Outperform Apollo Micro Systems Ltd For Target Rs.163 - Choice Broking
Net revenue came at Rs.872mn (+54.9% YoY/+51.1% QoQ) led by execution of various program under the localization initiative mostly related to missiles. Gross profit increased by 62.3% YoY, led by controlled raw material prices and EBITDA grew by 85.5% YoY to Rs.186mn with a margin of 21.3% (+349bps YoY/+101bps QoQ) led by execution of high margins program such as TAL, VARUNASTRA, EHWT. Higher RM cost was partially offset by Oplev and other cost control measure. PAT grew by 300.6% YoY to Rs.66mn due to flat depreciation and low tax rate during the quarter. Despite global uncertainty and supply chain instability AMS has delivered decent set of performance during Q2, we expect company will manage to achieve the growth guidance in FY24.

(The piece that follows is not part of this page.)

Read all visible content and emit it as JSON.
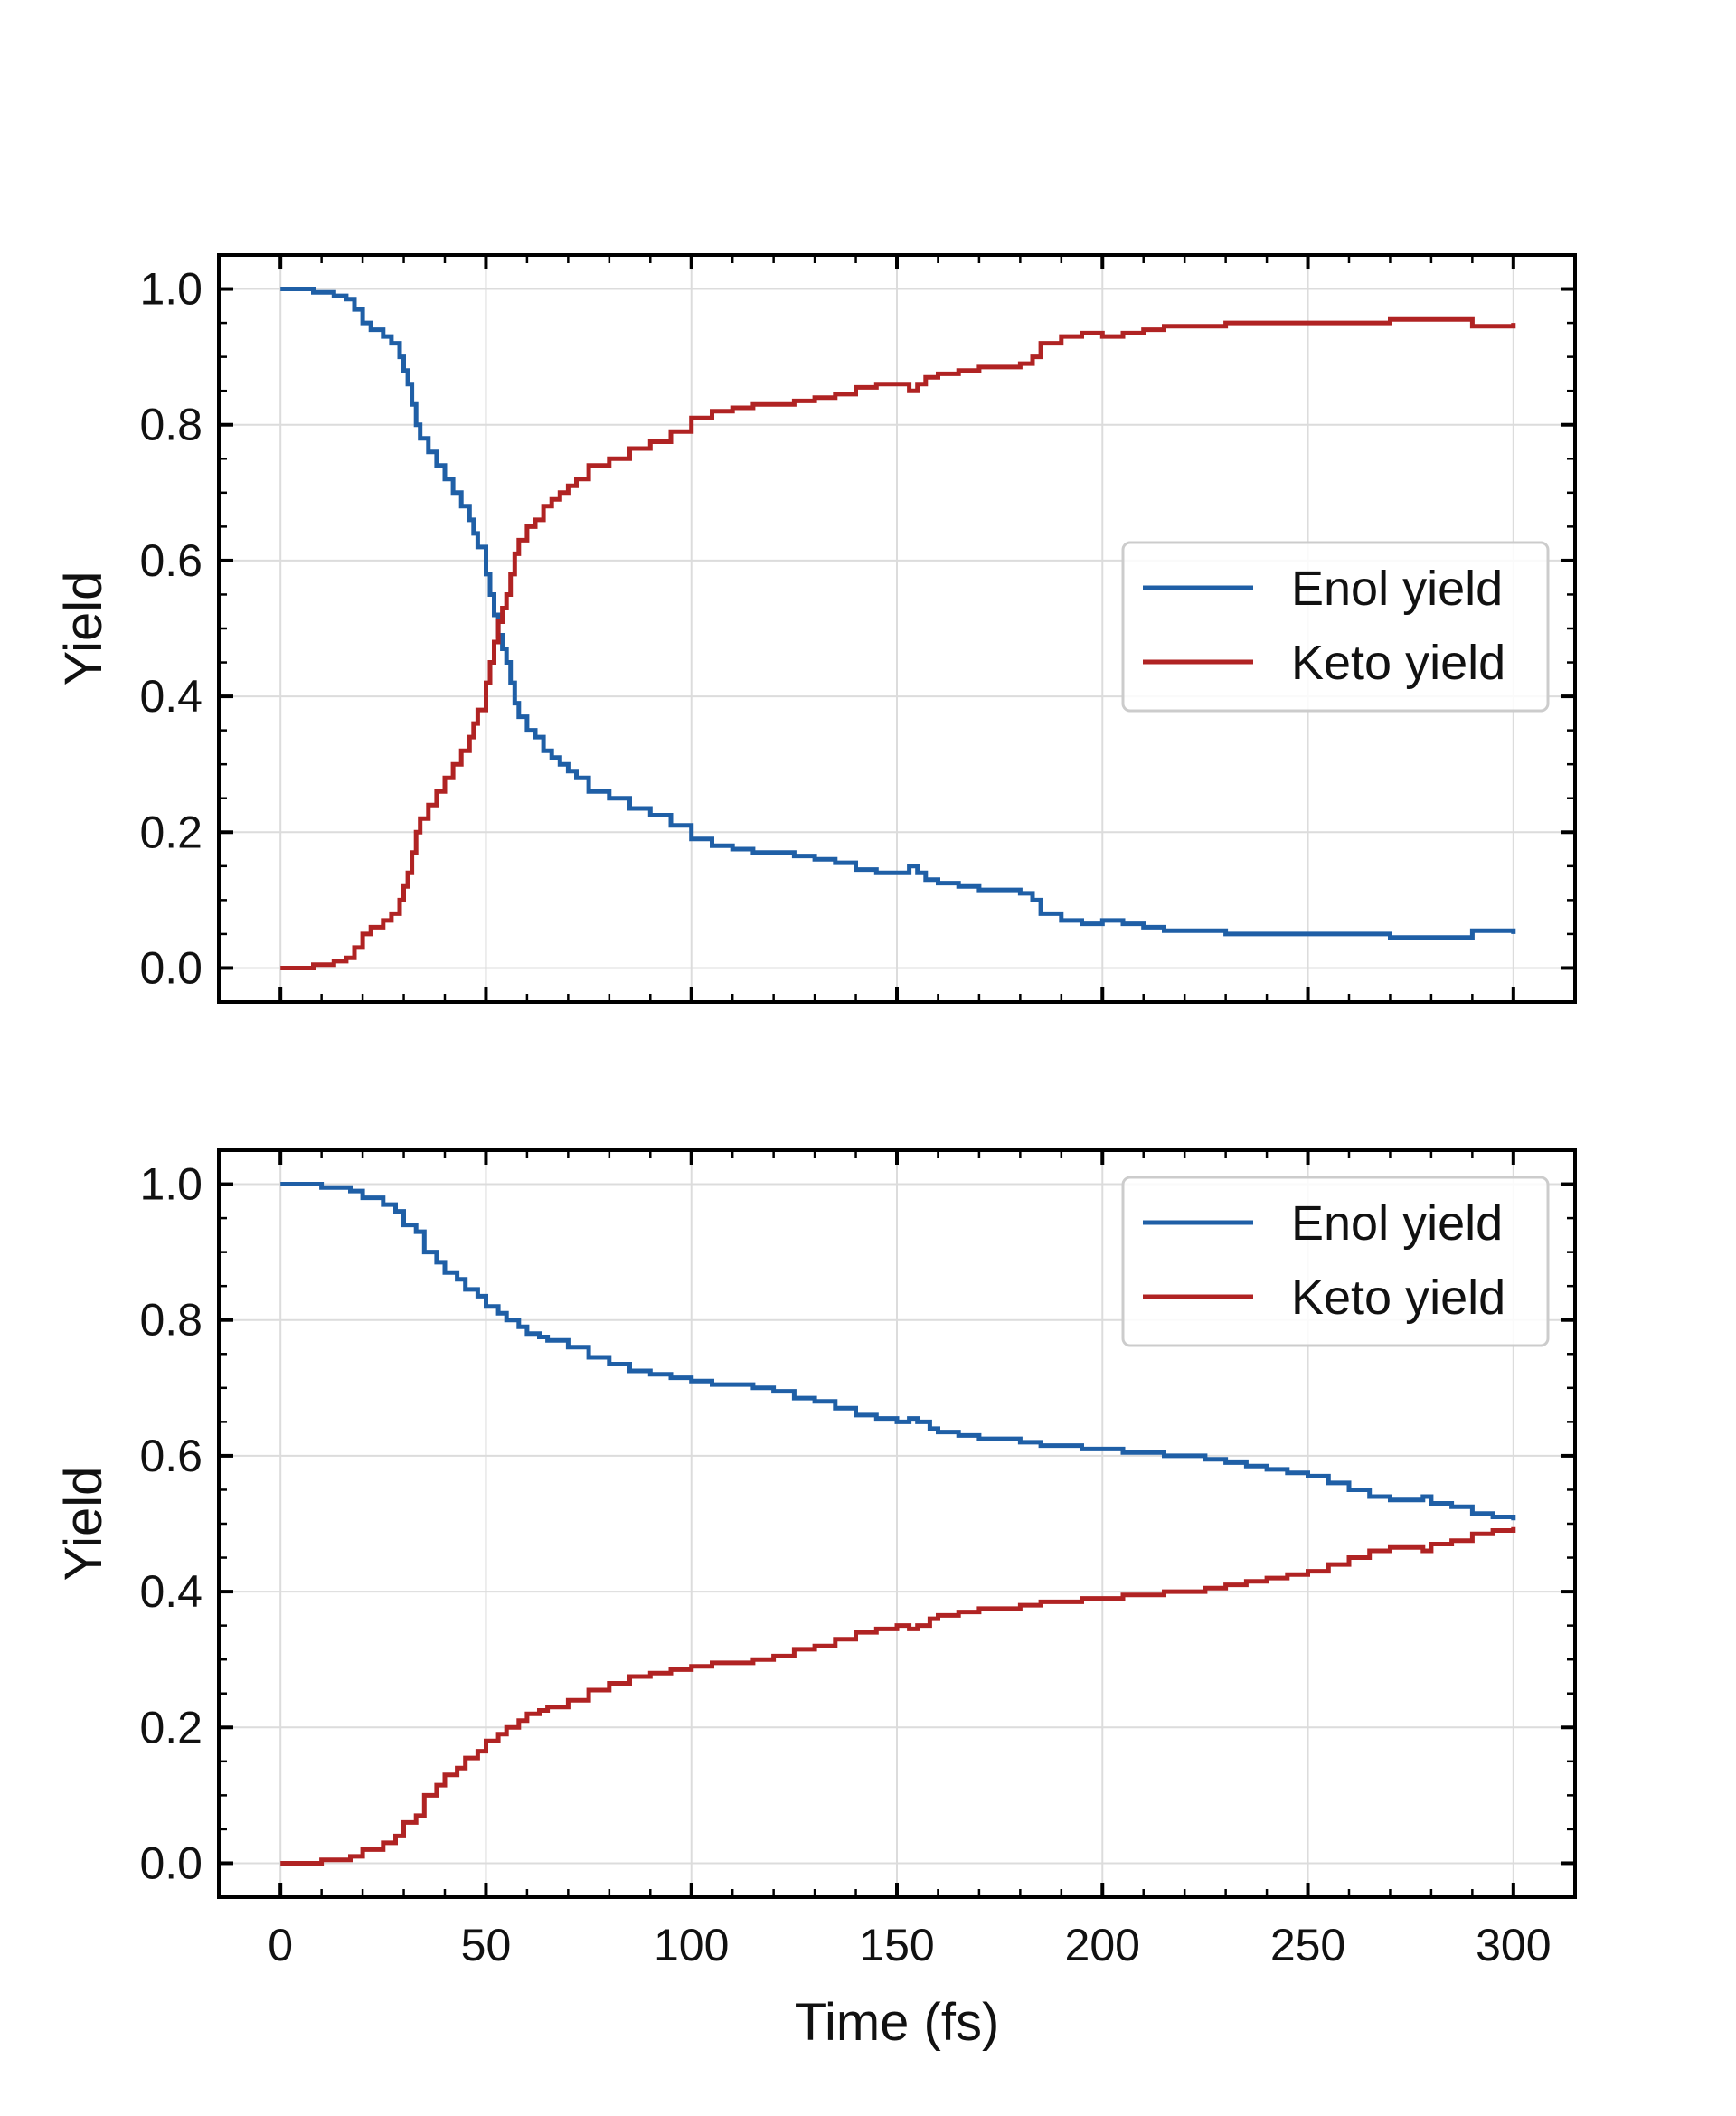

Missiles dedicated product portfolio: AMS has participated in 55-60 programs, catering to Missiles, Naval Torpedoes and Underwater Mines. With strong order execution visibility and capacity expansion, management expects to increase revenue to grow by 35-40% over FY24-25. The company's product portfolio serves the Line Replaceable Units (LRUs) of defense systems in the fields of Missiles, Torpedoes, Submarines, Bombs, Artillery Systems, ATGMs, and Radar. Some of the programs include AGNI, PINAKA, AKASH-NG, VLSRSAM, VARUNASTRA, TAL, NIRBHAY, ATAGS, MIGM, and more. AMS has actively participated in most of the Indigenous missile programs. One such program is MIGM (Underwater Mine), which is an import-banned product, and the Ministry of Defense's requirement must be fulfilled through local vendors. AMS is involved in all indigenous programs.
5X+ capacity expansion to carter future demand: The company is looking to increase its facility size from the current 55,000 square feet to 3.3 lakh square feet over the next 12 months, with a capex of Rs.150 crore. This investment will be allocated to machinery and testing equipment. The management intends to fund this capex with a 70:30 ratio of debt to equity. Unit-2, spanning 50,000 square feet, is set to be commissioned by DecemberJanuary. Unit-3, which spans 240,000 square feet, will be commissioned in H1FY25. The management anticipates that 3-4 programs, for which they have received product development approval, will undergo trials in the upcoming season, with the torpedo program having AMS supplying the seeker and accounting for roughly 50% of the total content value.
View and valuation: We are confident about the growth story of the Apollo Micro Systems, due to its position (involvement in various strategic missiles from MoD and BDL) and faces very less competition. We have a positive outlook on AMSL, supported by, 1) Sole supplier of underwater mines, 2) Favourable Government policies on self reliance on defence sector, 3) Rising defence spending across all segment (Naval, Army, Air Force), 4) Massive upcoming big ticket projects, 5) The company’s healthy order pipeline, would support the the growth story of the company. We expect AMS Revenue /EBIDTA/PAT to grow at 41/44/74% over FY23-26. We value the stock based on 50x of FY26E EPS (with PEG ratio 0.7x during same period) to arrive at the TP of 163 with “OUTPERFORM” rating.